We have to dig further – per request information
At some point aggregate statistics only help so much. The graphs above are general indicators to help focus a search but they are not enough to really identify what is going on. At some point you have to start looking at the activity going on during that time at a per-request level to weed out the noise and focus on those events which are driving this activity.
We use Splunk for this today – it does a good job of taking raw log data and allowing us to slice and dice it various ways to find specific activity. In order to make this useful we’ve instrumented our logs to expose a lot of detail about each request. We will talk more about that in a future post, but for this post just know that our ability to correlate log data to this event is highly reliant on having a lot of detail in those log messages that is easy to parse by a tool like Splunk.
We have a log message which indicates when message processing rates exceed a threshold – the application logs this message to help us identify outliers. Looking for this message in splunk gives us an interesting looking timeline:

This is interesting, so during this same window we know that there was an increase in messages that took longer than we like them to.
Because these log messages are also instrumented with the customers ID we can look at all the activity for that customer and see if there’s any correlation to get an idea of volume.
Here’s a histogram of the volume of requests from that customer during this time:

Now we are starting to understand what is going on. There was a dramatic increase in activity around 1pm which doesn’t directly correlate to the increase in processing times & GC activity but it’s pretty close.
What is also interesting is that while the number of messages taking over our threshold (first Splunk graph) seems to follow the same trend as the GC graph, the overall volume for this customer doesn’t follow that same trend. The timeline is similar – but it seems like there might be some specific requests in here which are driving these issues – not just the overall volume of requests.
One of the other important pieces of information we include in the log message for each request is the URI of the request. We can exclude endpoints which cannot generate a message (since the message queue is the real issue here) and understand what activity is driving the creation of these messages.
When we do that we get this histogram:

Looking at this you might think “That looks nothing like the pattern above” and you would be right – except for a few things:
- The start time of these requests correlates much more closely with the start of our event than the overall increase in request volume does.
- The start/end of these requests correlate with plateaus and positive/negative slopes in the message queue graph.
- If you envision these requests driving message generation and it taking time for the message processing to complete – you can start to correlate the graphs.
We can now look at these events & the notifications they produced and build a picture around what drove the other behavior in the system.
These graphs are great, but what was the actual problem you found?
The bottom line in this example is that we have a situation which isn’t causing us problems right now but which could grow into a problem in the future.

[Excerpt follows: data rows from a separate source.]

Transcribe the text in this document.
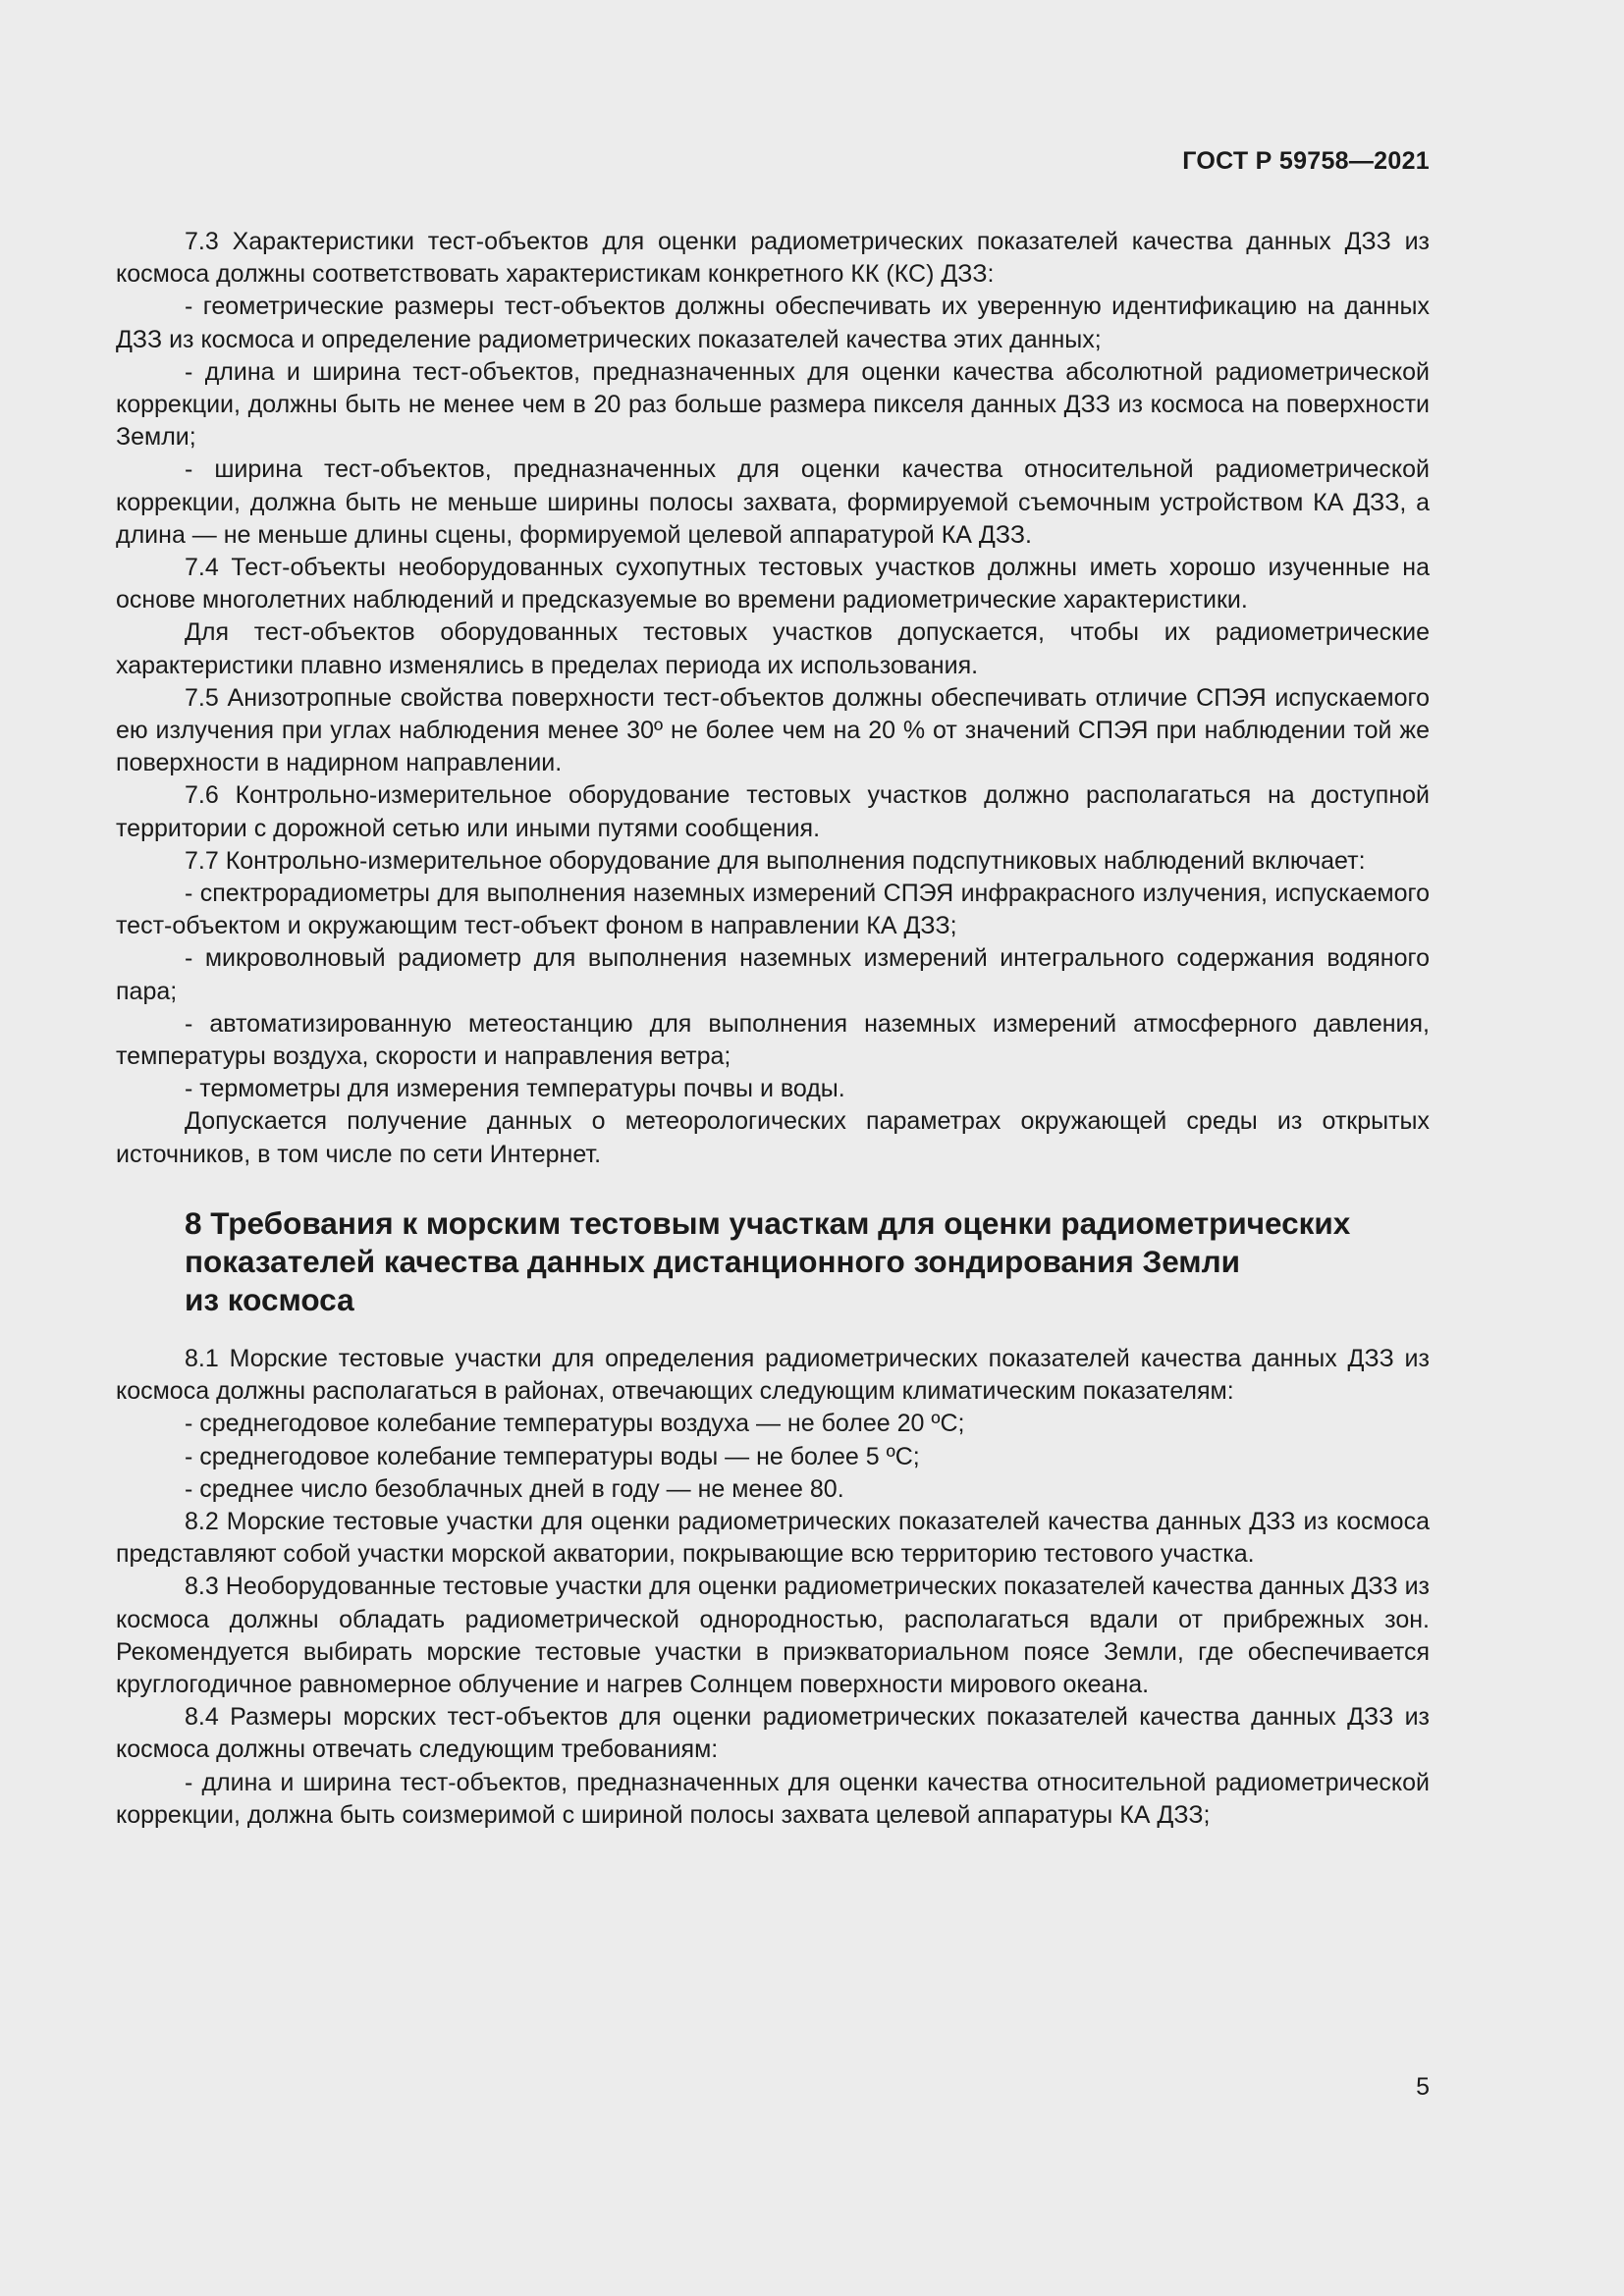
ГОСТ Р 59758—2021

7.3 Характеристики тест-объектов для оценки радиометрических показателей качества данных ДЗЗ из космоса должны соответствовать характеристикам конкретного КК (КС) ДЗЗ:

- геометрические размеры тест-объектов должны обеспечивать их уверенную идентификацию на данных ДЗЗ из космоса и определение радиометрических показателей качества этих данных;

- длина и ширина тест-объектов, предназначенных для оценки качества абсолютной радиометрической коррекции, должны быть не менее чем в 20 раз больше размера пикселя данных ДЗЗ из космоса на поверхности Земли;

- ширина тест-объектов, предназначенных для оценки качества относительной радиометрической коррекции, должна быть не меньше ширины полосы захвата, формируемой съемочным устройством КА ДЗЗ, а длина — не меньше длины сцены, формируемой целевой аппаратурой КА ДЗЗ.

7.4 Тест-объекты необорудованных сухопутных тестовых участков должны иметь хорошо изученные на основе многолетних наблюдений и предсказуемые во времени радиометрические характеристики.

Для тест-объектов оборудованных тестовых участков допускается, чтобы их радиометрические характеристики плавно изменялись в пределах периода их использования.

7.5 Анизотропные свойства поверхности тест-объектов должны обеспечивать отличие СПЭЯ испускаемого ею излучения при углах наблюдения менее 30º не более чем на 20 % от значений СПЭЯ при наблюдении той же поверхности в надирном направлении.

7.6 Контрольно-измерительное оборудование тестовых участков должно располагаться на доступной территории с дорожной сетью или иными путями сообщения.

7.7 Контрольно-измерительное оборудование для выполнения подспутниковых наблюдений включает:

- спектрорадиометры для выполнения наземных измерений СПЭЯ инфракрасного излучения, испускаемого тест-объектом и окружающим тест-объект фоном в направлении КА ДЗЗ;

- микроволновый радиометр для выполнения наземных измерений интегрального содержания водяного пара;

- автоматизированную метеостанцию для выполнения наземных измерений атмосферного давления, температуры воздуха, скорости и направления ветра;

- термометры для измерения температуры почвы и воды.

Допускается получение данных о метеорологических параметрах окружающей среды из открытых источников, в том числе по сети Интернет.

8 Требования к морским тестовым участкам для оценки радиометрических
показателей качества данных дистанционного зондирования Земли
из космоса

8.1 Морские тестовые участки для определения радиометрических показателей качества данных ДЗЗ из космоса должны располагаться в районах, отвечающих следующим климатическим показателям:

- среднегодовое колебание температуры воздуха — не более 20 ºС;

- среднегодовое колебание температуры воды — не более 5 ºС;

- среднее число безоблачных дней в году — не менее 80.

8.2 Морские тестовые участки для оценки радиометрических показателей качества данных ДЗЗ из космоса представляют собой участки морской акватории, покрывающие всю территорию тестового участка.

8.3 Необорудованные тестовые участки для оценки радиометрических показателей качества данных ДЗЗ из космоса должны обладать радиометрической однородностью, располагаться вдали от прибрежных зон. Рекомендуется выбирать морские тестовые участки в приэкваториальном поясе Земли, где обеспечивается круглогодичное равномерное облучение и нагрев Солнцем поверхности мирового океана.

8.4 Размеры морских тест-объектов для оценки радиометрических показателей качества данных ДЗЗ из космоса должны отвечать следующим требованиям:

- длина и ширина тест-объектов, предназначенных для оценки качества относительной радиометрической коррекции, должна быть соизмеримой с шириной полосы захвата целевой аппаратуры КА ДЗЗ;

5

The actual source of the event is complex and is a combination of the data this customer has, the way they are manipulating this information & the way our system is architected to handle that.
But this post isn’t about the source of the event – it’s about visibility.
During this event the system performed fine for our customers. Despite the graphs in this post, the warnings that triggered this investigation were just that – warnings. We didn’t have to take any action because there was no problem to resolve, the customer was using the system as it was intended and the system was working fine.
We know this is true because we have data to show us this is true.
We have graphs showing us server side response time, client side response time, failure rates, etc – all of those looked great. The thing that didn’t look great was the system load & it triggered an investigation just like it’s supposed to.
What do we do with all this data we have now that we’ve investigated?
Continuous improvement is an important concept at Rally and we take it very seriously. This event is something we want to understand better. We want to make sure this doesn’t turn into a problem in the future.
Shortly after this investigation concluded and we had a good idea of what occurred the Operations team summarized the findings in a document & that was distributed to the Engineering & Operations teams. Each week the Engineering & Operations teams meet for a meeting we call “Dev/Ops sync” – this issue was raised there and discussed. After some discussion this event had an owner in Engineering & a goal of investigating the effort to improve our handling of this for the future.
This effort will turn into a story and be prioritized for work in the future. We don’t stop there.
Another important group we have at Rally is our “Architecture Council”. This is a group of Engineering & Operations members who are passionate about the way that Rally evolves our service. Architecture Council was formed to track and address problems just like this – things that aren’t problems yet but will probably become problems in the future. That group has the ability to prioritize work into Engineering teams & get it done.
As time goes on, if we discover events like this being repeated they will continue to be raised at Dev/Ops sync & Architecture Council. Data such as the impact of these events on the system, the impact on customer experience, and the resources we consume each time they occur will drive the priority.
The important idea here is that it’s data driven, and it all starts and ends with visibility. You have to instrument your systems to know what they are doing & why. You then have to communicate those events to the team so that improvements can happen.